A Utica Case Study: The Impact of Permeability Estimates on History Matching, Fracture Length, and Well Spacing

Garrett Fowler; Mark McClure; Craig Cipolla
Paper presented at the SPE Annual Technical Conference and Exhibition, Calgary, Alberta, Canada, September 2019.
Maximizing economic performance in shale requires optimal selection of well and cluster spacing, among other parameters. Reservoir engineering calculations can be used to optimize spacing, but these calculations are impacted by uncertainties in input parameters. System permeability is particularly important and difficult to measure. Diagnostic Fracture Injection Tests (DFIT’s) are often used to estimate permeability because they provide a direct, in-situ measurement. However, in recent work, it was shown that conventional DFIT interpretation techniques can overestimate permeability in gas shale by two orders of magnitude. In this study, the impact of the permeability estimate is demonstrated using a dataset from the Utica/Point Pleasant. Production data is history matched with models assuming high and low permeability. It is possible to history match both models because of non-uniqueness between fracture area and permeability. Sensitivity analysis simulations are performed to assess the impact of well and cluster spacing on net present value. Relative to the high permeability model, the low permeability model has a greater optimal well spacing and a tighter optimal cluster spacing.
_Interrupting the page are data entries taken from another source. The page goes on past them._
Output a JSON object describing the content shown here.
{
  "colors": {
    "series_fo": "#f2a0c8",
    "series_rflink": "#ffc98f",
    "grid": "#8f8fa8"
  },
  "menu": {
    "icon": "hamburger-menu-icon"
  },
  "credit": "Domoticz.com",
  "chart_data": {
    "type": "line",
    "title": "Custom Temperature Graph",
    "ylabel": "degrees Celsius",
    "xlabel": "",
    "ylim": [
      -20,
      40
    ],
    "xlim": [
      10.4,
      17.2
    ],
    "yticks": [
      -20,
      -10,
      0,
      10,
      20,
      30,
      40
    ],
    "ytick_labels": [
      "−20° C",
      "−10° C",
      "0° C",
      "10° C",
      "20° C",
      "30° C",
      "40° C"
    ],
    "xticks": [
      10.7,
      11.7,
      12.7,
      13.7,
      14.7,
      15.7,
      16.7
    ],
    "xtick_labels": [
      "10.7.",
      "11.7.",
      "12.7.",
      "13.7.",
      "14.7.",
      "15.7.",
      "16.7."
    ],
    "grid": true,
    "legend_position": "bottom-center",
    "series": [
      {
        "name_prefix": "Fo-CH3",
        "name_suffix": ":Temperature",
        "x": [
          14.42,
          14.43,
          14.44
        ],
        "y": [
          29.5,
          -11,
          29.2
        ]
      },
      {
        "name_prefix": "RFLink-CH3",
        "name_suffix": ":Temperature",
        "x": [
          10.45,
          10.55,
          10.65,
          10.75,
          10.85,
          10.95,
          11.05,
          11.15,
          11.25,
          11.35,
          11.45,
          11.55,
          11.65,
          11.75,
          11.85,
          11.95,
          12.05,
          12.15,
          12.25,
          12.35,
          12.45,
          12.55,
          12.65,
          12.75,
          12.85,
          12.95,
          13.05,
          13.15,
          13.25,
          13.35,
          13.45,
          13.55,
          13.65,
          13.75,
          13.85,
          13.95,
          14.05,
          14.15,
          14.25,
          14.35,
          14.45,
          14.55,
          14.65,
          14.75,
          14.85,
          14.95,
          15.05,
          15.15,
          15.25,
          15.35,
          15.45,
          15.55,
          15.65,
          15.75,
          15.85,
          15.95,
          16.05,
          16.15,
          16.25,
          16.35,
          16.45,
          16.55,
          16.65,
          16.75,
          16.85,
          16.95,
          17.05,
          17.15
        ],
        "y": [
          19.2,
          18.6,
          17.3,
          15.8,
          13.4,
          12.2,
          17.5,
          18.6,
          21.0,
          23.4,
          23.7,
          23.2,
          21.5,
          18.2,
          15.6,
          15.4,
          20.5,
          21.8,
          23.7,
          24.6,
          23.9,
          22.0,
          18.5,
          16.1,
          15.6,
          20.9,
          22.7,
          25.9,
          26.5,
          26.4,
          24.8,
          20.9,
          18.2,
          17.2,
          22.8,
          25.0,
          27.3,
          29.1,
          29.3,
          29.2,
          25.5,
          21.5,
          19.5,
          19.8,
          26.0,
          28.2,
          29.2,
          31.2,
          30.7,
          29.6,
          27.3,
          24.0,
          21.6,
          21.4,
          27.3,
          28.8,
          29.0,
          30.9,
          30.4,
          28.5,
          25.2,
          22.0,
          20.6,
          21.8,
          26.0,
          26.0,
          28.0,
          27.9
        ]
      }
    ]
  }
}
The comparison shows that improved accuracy in the permeability estimate significantly improves economic performance. The low permeability model has much earlier production interference than the high permeability model because the low permeability model requires greater effective fracture length to match production. This is consistent with the operator’s experience that outer wells outproduce inner wells within weeks or months from the start of production.